Faster R-CNN enhances Fast R-CNN by replacing external proposal mechanisms with a learnable RPN:

Feature Map Extraction:
- The image is processed by the backbone to produce a dense feature map.
Region Proposal Network (RPN):
- Anchors are placed over the feature map.
- The RPN classifies whether each anchor contains an object and regresses its bounding box.
RoI Pooling:
- High-confidence proposals are selected and pooled to a fixed size (pool_size).
Detection Head:
- Each RoI is processed by fully connected layers for classification and bounding box refinement.
Loss Output:
- The model provides a .get_loss() method, returning a structured loss dictionary.

Loss Dictionary¶

class _FasterRCNNLoss(TypedDict):
    rpn_cls_loss: Tensor
    rpn_reg_loss: Tensor
    roi_cls_loss: Tensor
    roi_reg_loss: Tensor
    total_loss: Tensor

Returned by FasterRCNN.get_loss(), this dictionary provides detailed loss breakdowns for both RPN and RoI heads.

Examples¶

Basic Usage

import lucid.nn as nn
import lucid.random

class SimpleBackbone(nn.Module):
    def __init__(self):
        super().__init__()
        self.conv = nn.Sequential(
            nn.Conv2d(3, 64, kernel_size=3, stride=2, padding=1),
            nn.ReLU(),
            nn.Conv2d(64, 128, kernel_size=3, stride=2, padding=1),
            nn.ReLU()
        )

    def forward(self, x):
        return self.conv(x)

backbone = SimpleBackbone()
model = nn.FasterRCNN(backbone, feat_channels=128, num_classes=5)
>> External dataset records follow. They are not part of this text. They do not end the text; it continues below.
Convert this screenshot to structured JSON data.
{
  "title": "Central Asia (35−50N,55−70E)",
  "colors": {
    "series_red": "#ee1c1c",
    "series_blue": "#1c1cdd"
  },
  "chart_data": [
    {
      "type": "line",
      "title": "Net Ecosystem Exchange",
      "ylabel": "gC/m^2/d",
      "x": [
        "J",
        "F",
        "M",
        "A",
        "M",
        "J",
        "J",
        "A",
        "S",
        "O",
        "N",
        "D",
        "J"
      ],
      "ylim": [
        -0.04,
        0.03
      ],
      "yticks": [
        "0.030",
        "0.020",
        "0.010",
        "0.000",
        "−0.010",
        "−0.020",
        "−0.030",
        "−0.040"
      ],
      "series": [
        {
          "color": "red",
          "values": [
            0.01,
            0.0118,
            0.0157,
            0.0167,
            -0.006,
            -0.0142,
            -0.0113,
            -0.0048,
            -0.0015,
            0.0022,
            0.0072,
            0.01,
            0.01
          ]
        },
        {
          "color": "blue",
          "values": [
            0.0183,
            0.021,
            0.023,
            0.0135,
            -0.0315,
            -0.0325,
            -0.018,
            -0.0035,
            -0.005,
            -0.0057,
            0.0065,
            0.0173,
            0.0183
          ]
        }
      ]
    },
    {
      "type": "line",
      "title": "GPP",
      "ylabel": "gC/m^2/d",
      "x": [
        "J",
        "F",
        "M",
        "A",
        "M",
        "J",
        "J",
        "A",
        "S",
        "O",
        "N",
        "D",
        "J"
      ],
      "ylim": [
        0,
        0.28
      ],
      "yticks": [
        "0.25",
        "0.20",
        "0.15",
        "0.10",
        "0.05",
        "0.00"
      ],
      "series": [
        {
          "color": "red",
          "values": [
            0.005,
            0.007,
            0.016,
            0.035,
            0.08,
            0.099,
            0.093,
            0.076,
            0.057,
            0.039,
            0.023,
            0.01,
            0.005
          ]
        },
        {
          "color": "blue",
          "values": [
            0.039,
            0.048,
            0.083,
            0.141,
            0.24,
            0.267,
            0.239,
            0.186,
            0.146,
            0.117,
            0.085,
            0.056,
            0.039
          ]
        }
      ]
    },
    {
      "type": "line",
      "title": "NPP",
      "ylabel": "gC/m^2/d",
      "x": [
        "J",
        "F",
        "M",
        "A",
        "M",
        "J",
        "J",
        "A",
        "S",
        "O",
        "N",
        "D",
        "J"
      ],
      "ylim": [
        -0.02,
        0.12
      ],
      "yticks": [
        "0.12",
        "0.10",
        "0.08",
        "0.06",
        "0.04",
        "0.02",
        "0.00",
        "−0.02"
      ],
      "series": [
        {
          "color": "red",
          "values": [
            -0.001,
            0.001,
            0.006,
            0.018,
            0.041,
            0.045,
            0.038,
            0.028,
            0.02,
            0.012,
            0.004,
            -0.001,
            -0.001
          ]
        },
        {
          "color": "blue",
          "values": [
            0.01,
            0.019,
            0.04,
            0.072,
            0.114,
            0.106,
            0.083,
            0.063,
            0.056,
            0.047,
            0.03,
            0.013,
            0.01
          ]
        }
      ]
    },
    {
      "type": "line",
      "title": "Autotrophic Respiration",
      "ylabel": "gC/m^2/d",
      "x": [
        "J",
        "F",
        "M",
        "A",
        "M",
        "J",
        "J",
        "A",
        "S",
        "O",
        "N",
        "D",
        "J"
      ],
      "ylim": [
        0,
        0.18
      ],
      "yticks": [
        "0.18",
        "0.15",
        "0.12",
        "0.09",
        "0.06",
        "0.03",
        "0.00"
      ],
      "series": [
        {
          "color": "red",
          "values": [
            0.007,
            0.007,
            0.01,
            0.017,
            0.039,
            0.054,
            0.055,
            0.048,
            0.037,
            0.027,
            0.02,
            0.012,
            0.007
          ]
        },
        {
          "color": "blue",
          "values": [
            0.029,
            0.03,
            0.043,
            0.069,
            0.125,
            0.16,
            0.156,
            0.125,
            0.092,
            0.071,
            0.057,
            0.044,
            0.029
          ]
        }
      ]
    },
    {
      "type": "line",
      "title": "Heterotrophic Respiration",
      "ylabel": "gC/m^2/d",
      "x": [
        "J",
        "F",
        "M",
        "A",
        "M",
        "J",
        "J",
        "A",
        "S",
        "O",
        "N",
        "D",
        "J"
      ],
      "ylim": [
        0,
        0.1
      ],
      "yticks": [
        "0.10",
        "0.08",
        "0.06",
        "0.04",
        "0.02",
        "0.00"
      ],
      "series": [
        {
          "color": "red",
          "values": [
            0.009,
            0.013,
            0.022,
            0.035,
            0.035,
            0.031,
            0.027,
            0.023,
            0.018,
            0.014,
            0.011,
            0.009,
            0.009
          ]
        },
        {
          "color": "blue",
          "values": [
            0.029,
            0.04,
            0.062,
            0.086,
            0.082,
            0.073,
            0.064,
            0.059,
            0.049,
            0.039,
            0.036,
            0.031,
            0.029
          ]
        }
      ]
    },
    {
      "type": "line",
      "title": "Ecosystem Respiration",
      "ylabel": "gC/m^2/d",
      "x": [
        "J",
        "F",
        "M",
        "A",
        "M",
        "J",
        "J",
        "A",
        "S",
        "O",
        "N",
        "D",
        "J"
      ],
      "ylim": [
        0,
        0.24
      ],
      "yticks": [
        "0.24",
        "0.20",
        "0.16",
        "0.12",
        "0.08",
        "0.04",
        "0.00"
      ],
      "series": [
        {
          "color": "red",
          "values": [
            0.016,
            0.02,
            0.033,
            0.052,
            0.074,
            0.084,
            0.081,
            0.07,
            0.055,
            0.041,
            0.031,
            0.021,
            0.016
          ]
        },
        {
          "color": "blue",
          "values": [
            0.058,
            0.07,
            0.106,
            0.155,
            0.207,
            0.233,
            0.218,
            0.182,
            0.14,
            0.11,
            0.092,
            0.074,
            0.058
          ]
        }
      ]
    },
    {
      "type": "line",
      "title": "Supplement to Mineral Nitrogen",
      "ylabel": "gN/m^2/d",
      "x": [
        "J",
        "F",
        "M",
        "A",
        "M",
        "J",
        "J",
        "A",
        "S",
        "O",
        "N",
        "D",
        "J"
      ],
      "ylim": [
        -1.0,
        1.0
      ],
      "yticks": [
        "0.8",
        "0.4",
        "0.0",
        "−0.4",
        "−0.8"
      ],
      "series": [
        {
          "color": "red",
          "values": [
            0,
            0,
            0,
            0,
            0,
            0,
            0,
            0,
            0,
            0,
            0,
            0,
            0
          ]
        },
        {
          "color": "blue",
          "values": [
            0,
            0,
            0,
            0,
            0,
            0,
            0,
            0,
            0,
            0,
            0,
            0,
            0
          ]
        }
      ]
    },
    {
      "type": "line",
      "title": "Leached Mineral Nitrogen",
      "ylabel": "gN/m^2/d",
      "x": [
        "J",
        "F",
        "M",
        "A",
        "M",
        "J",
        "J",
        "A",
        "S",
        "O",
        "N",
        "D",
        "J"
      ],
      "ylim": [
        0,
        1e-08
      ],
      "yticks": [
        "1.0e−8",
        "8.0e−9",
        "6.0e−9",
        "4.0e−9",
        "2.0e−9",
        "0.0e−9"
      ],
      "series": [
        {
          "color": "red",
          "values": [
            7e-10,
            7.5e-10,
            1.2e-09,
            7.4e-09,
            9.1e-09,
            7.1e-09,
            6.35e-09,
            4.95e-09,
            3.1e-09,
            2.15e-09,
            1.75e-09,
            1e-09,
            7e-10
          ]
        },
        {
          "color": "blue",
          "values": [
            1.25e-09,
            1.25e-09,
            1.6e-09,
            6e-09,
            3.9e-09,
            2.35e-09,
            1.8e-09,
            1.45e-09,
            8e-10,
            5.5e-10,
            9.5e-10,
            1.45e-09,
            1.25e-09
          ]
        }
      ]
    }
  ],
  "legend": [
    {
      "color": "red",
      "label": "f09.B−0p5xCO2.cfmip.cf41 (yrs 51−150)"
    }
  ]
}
image = lucid.random.randn(1, 3, 512, 512)
output = model.predict(image)
print(output["boxes"].shape, output["scores"].shape, output["labels"].shape)

Custom Configuration

backbone = SimpleBackbone()
model = nn.FasterRCNN(
    backbone=backbone,
    feat_channels=128,
    num_classes=5,
    anchor_sizes=(64, 128, 256),
    aspect_ratios=(0.5, 1.0),
    pool_size=(5, 5),
    hidden_dim=2048,
    dropout=0.4,
)

image = lucid.random.randn(1, 3, 384, 384)
output = model.predict(image)
print(output["boxes"].shape, output["scores"].shape, output["labels"].shape)

Tip

For training, use model.get_loss() with the predicted and ground-truth targets to compute total and component-wise loss terms.